The Buddy Program

Akiba-Schechter has always been a school that values community. When students are part of a community, they feel part of something larger than themselves. This is a powerful feeling, because it encourages them to think more broadly about how their actions make an impact on others—promoting kindness, compassion, and a commitment to action.

image

One of the ways we create community at Akiba is through the Buddy Program. Roughly three years ago, when our enrollment numbers were on the rise, we wondered how we could maintain that warm, family atmosphere that is a hallmark of Akiba-Schechter’s education. How, we wondered, could we ensure that older students were still invested in the lives of their younger peers, and that younger students still looked up to the upperclassmen—encouraging them to be leaders? We knew that if we didn’t do something, we would lose something precious, unique, and almost impossible to recreate. So, the Buddy Program was born.

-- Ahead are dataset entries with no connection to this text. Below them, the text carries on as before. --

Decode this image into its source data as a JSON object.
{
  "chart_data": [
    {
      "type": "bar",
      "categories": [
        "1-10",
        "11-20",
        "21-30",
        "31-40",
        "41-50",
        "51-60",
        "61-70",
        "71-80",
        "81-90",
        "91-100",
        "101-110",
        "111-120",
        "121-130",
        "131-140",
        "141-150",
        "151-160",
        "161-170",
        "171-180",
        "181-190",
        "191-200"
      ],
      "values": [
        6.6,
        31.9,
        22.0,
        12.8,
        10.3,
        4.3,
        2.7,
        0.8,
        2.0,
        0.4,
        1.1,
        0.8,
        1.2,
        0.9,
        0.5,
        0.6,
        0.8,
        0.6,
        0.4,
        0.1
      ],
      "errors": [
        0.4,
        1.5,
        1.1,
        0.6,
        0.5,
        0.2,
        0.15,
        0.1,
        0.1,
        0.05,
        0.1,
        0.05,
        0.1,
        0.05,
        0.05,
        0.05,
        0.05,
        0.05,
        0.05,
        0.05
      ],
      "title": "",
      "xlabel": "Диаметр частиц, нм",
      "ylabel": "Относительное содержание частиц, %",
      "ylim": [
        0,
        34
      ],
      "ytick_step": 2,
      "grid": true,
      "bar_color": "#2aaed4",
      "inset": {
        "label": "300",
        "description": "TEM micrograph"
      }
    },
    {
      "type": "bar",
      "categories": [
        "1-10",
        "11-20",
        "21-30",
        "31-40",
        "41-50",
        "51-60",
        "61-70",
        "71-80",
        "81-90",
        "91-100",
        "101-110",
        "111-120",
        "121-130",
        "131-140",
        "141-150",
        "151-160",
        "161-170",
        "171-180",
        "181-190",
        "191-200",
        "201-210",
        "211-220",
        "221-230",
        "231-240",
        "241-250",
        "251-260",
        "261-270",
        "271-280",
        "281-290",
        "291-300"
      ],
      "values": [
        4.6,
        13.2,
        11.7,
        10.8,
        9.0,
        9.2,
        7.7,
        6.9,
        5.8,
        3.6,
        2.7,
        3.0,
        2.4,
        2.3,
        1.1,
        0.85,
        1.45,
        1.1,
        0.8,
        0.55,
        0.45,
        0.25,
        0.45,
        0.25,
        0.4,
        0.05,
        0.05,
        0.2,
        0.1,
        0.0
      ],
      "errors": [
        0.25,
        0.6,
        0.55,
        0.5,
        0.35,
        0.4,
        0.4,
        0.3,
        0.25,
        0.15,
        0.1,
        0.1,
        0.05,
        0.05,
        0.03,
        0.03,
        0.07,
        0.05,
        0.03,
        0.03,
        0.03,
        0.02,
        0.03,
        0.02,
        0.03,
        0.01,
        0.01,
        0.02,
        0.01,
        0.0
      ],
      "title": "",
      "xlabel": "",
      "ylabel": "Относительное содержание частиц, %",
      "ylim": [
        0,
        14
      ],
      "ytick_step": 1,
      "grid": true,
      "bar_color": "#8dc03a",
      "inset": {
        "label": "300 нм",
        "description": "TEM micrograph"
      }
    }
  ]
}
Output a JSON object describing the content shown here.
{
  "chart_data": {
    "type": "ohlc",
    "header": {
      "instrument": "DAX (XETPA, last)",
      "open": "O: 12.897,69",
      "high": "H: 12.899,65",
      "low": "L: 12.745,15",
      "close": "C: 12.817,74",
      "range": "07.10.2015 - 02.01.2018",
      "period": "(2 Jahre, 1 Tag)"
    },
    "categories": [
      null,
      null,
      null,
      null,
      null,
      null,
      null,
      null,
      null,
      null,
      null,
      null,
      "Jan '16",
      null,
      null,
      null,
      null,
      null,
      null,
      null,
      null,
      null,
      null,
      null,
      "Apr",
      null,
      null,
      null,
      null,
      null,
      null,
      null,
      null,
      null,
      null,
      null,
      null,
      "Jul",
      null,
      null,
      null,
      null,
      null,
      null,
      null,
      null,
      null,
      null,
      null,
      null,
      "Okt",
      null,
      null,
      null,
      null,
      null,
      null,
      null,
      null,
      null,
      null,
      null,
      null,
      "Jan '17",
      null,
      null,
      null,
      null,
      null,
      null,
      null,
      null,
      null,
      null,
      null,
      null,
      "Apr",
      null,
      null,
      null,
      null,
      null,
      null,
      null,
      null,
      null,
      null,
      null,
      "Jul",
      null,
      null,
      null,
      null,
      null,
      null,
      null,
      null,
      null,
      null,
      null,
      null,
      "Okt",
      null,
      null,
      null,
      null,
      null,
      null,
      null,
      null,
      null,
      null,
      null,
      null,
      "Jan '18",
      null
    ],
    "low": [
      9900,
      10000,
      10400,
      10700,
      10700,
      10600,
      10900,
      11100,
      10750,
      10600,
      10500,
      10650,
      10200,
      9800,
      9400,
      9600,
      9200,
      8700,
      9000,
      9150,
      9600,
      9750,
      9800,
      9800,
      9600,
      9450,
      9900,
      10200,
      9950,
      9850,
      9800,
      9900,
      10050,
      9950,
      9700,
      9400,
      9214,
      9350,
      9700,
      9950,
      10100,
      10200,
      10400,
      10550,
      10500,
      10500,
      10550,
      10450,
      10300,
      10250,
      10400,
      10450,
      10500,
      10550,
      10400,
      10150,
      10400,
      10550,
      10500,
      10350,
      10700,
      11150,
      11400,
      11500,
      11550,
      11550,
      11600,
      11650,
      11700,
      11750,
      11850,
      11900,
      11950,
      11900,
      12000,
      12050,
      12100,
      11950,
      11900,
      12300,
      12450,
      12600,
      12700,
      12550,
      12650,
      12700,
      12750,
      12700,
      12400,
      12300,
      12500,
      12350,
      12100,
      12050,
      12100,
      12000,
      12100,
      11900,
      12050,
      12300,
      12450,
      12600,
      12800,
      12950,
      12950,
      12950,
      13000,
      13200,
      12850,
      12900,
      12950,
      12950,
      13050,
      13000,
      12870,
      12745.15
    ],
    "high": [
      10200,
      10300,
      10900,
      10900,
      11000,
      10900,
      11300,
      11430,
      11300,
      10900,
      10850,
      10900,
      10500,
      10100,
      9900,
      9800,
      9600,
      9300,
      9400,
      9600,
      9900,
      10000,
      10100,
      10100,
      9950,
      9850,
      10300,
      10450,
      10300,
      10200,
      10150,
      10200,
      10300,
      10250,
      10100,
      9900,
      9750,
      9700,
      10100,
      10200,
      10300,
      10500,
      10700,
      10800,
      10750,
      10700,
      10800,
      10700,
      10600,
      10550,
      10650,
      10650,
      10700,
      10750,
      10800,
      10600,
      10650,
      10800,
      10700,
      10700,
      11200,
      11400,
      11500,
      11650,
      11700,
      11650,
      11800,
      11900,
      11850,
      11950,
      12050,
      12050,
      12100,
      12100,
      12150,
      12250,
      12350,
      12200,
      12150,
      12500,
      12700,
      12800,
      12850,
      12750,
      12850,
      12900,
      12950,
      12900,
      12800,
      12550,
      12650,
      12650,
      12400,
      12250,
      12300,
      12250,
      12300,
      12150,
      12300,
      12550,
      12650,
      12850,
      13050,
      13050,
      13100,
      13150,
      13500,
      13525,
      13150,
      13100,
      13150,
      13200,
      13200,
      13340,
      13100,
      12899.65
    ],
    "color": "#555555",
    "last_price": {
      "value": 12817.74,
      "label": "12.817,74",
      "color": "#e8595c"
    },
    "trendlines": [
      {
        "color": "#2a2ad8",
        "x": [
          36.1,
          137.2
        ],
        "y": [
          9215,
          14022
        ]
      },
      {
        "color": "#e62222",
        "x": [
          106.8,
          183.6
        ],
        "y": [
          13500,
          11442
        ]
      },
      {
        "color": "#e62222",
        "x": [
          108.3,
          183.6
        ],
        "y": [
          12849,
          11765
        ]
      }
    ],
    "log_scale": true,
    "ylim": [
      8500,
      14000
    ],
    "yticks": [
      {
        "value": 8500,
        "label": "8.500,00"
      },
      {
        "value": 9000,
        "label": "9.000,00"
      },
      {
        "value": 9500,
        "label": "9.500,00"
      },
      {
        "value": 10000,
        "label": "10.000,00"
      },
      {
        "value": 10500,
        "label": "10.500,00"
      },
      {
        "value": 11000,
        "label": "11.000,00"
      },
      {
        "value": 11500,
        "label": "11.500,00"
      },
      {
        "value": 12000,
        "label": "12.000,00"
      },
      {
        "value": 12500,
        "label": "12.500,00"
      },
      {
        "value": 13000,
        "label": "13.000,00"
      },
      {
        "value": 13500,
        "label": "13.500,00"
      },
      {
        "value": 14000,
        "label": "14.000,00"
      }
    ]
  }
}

Mimicking our existing inter-age programs like multi-age classes, flexible ability-groupings, and middle school students teaching the preschoolers about various holiday events, we paired our students up with “buddies.” Third and 4th graders are each assigned a buddy in Kindergarten; and 6th through 8th graders are each assigned a buddy in 1st and 2nd grade. Usually, these buddy pairs remain the same for a two-year cycle. Together with their buddies, students participate in a medley of activities all throughout the year. On Rosh Chodesh, for instance (the beginning of the Hebrew month), older buddies pick up their younger charges from their classrooms and eat breakfast together with them. Before Chanukah, they make latkes and decorate the halls together. In the spring, they listen to their young buddies practice Hebrew reading. They even go roller skating together on Shushan Purim (the day after Purim). In return, the younger buddies make special good bye gifts for the 8th graders when they leave for their trip to Israel.

image

We all knew how reassuring it would be for 1st graders to hold an older buddy’s hand as they entered Loeb Hall, with over 100 children, to eat breakfast that first Rosh Chodesh of the year. What we didn’t anticipate was how beneficial being the older buddy was for our older students. Before we initiated the Program, our upperclassmen would tend to want to sit among their own age groups during Rosh Chodesh breakfasts. What 13-year-old wouldn’t? As older buddies, they became leaders for a younger cohort. In fact, when assigned their buddies for the year—a much-awaited and exciting moment—these older students ask all sorts of questions: “What will I say?”, “How can I make a 1st grader feel comfortable?”, “What if my buddy cries?” In essence, they’re thinking like adults. After each of the “buddy” events, not only do our 1st and 2nd graders look with adoring eyes at their older friends, but our 6th though 8th graders also stand a little taller.

Perhaps the best part of the Buddy Program is that top-down scheduled events have encouraged bottom-up, organic relationships between older and younger students, so that the fabric of our school—indeed, our community—is authentic, sustainable, and strong.